I can personally attest that this story ran on all three national network news broadcasts; ABC, CBS and NBC. It was featured on MSNBC and CNN. It was covered in the Seattle Times, The New York Times, The Los Angeles Times, The Washington Post, the Boston Globe, the Chicago Tribune, and the Wall Street Journal. The controversy received full attention in Time and Newsweek magazines.

This is ‘ignoring’ on a grand scale indeed. I dislike ending this letter on speculation rather than facts, but is it possible that Slusher got this so completely wrong because his only source of national information is FOX ‘News’?

Thank you,

John F. Connot

Everett

Whiney white guys

Dear Editor,

Bill Slusher’s latest letter “Hypocrisy” offers yet another look at how the “whiney white guy” seems to be emerging as pretty much all that’s left of the Republican Party in America. Not lost on me (or the rest of the mainstream media apparently) is the fact that conservative Bush appointee Sam Alito made almost exactly the same comments as Mrs. Sotomayor when he was addressing congress during his confirmation hearings. A couple of his quotes, when answering questions on how he makes decisions: “When I get a case about discrimination, I have to think about people in my own family who suffered discrimination… and I do take that into account”. He also went on to explain how his background and experiences “have shaped me and brought me to this point”.

It’s amusing that Mr. Slusher mentions that only Fox went with the story on Sotomayor’s supposedly racist comments (not true), and that the rest of the media ignored them. I watch CNN, CNBC, and Fox. Fox definitely made a bigger deal about the story, but then again, the other news networks also pointed out that Sotomayor’s comments mirrored Alito’s (And similar comments made by Clarence Thomas), and therefore downplayed them as a non-issue. (Fox never bothered to mention Alito’s comments). To me it’s a clear example of why it’s so important to get your information from multiple sources, and to have a good grasp of context.

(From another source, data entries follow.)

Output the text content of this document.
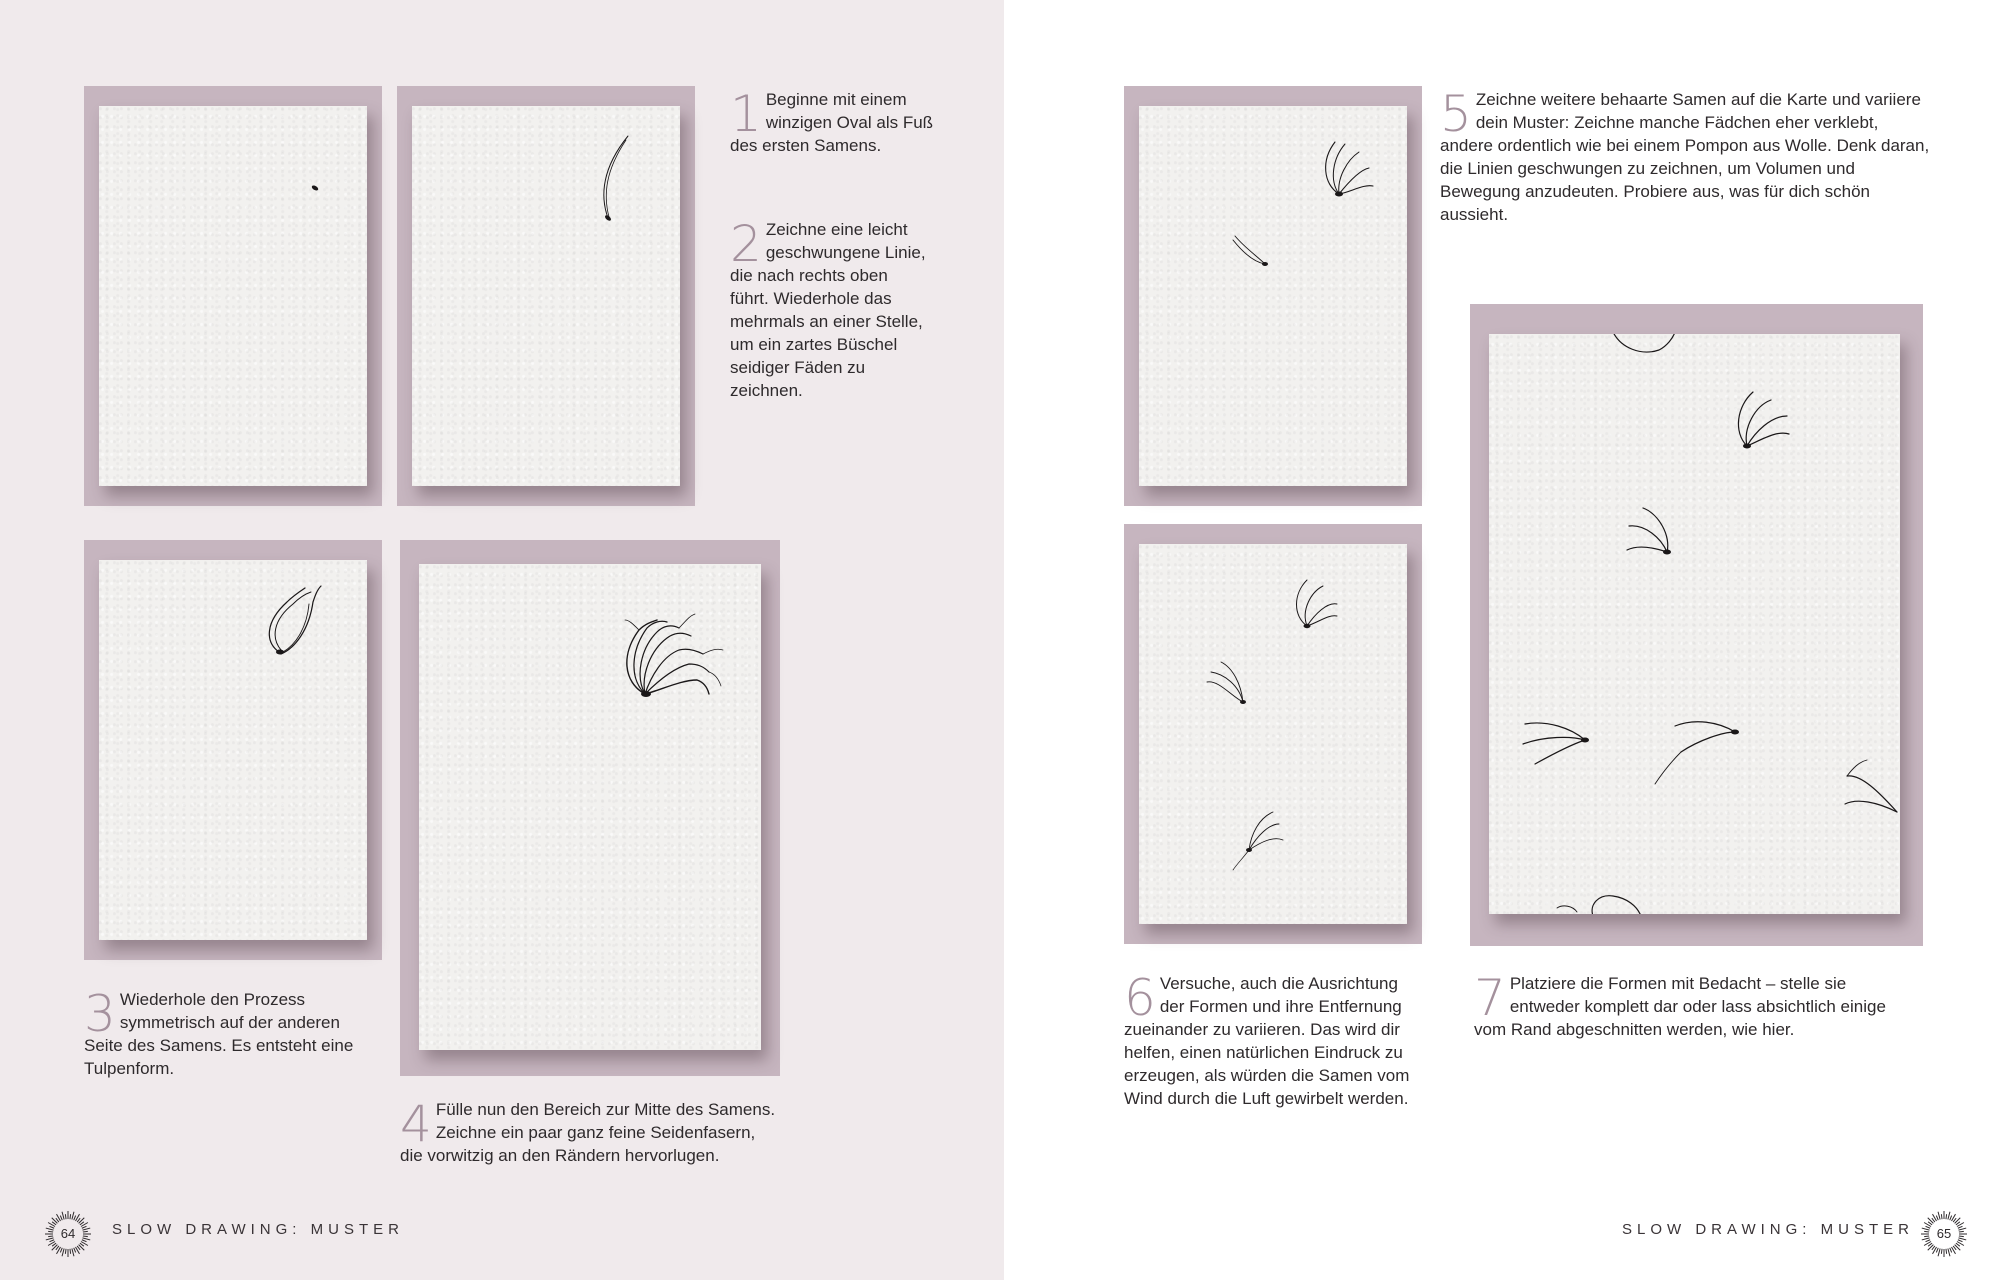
1 Beginne mit einem winzigen Oval als Fuß des ersten Samens.
2 Zeichne eine leicht geschwungene Linie, die nach rechts oben führt. Wiederhole das mehrmals an einer Stelle, um ein zartes Büschel seidiger Fäden zu zeichnen.
3 Wiederhole den Prozess symmetrisch auf der anderen Seite des Samens. Es entsteht eine Tulpenform.
4 Fülle nun den Bereich zur Mitte des Samens. Zeichne ein paar ganz feine Seidenfasern, die vorwitzig an den Rändern hervorlugen.
64	SLOW DRAWING: MUSTER
5 Zeichne weitere behaarte Samen auf die Karte und variiere dein Muster: Zeichne manche Fädchen eher verklebt, andere ordentlich wie bei einem Pompon aus Wolle. Denk daran, die Linien geschwungen zu zeichnen, um Volumen und Bewegung anzudeuten. Probiere aus, was für dich schön aussieht.
6 Versuche, auch die Ausrichtung der Formen und ihre Entfernung zueinander zu variieren. Das wird dir helfen, einen natürlichen Eindruck zu erzeugen, als würden die Samen vom Wind durch die Luft gewirbelt werden.
7 Platziere die Formen mit Bedacht – stelle sie entweder komplett dar oder lass absichtlich einige vom Rand abgeschnitten werden, wie hier.
SLOW DRAWING: MUSTER	65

Bill mentions hypocrisy, but I honestly think irony is the order of the day. Irony in that Mr. Slusher would not be able to grasp how a person’s background will always have an effect on their outlook in life (His included). Irony in that a white guy is obviously upset over a silly non-issue like Sotomayer’s comments (taken out of context), but not in the fact that 108 of the 112 Supreme Court justices up until now have been white men. Irony in that a white guy mentions his concerns about a Latina’s potential biases, but probably never considered that in 1896 an all white male Supreme Court endorsed segregation in clear violation of the 14th amendment. (A decision that stood for 58 years until it was overturned).

Frankly, I think it’s pretty obvious that having judges with physical and emotional backgrounds different from Ivy League white guys might be good for all of us.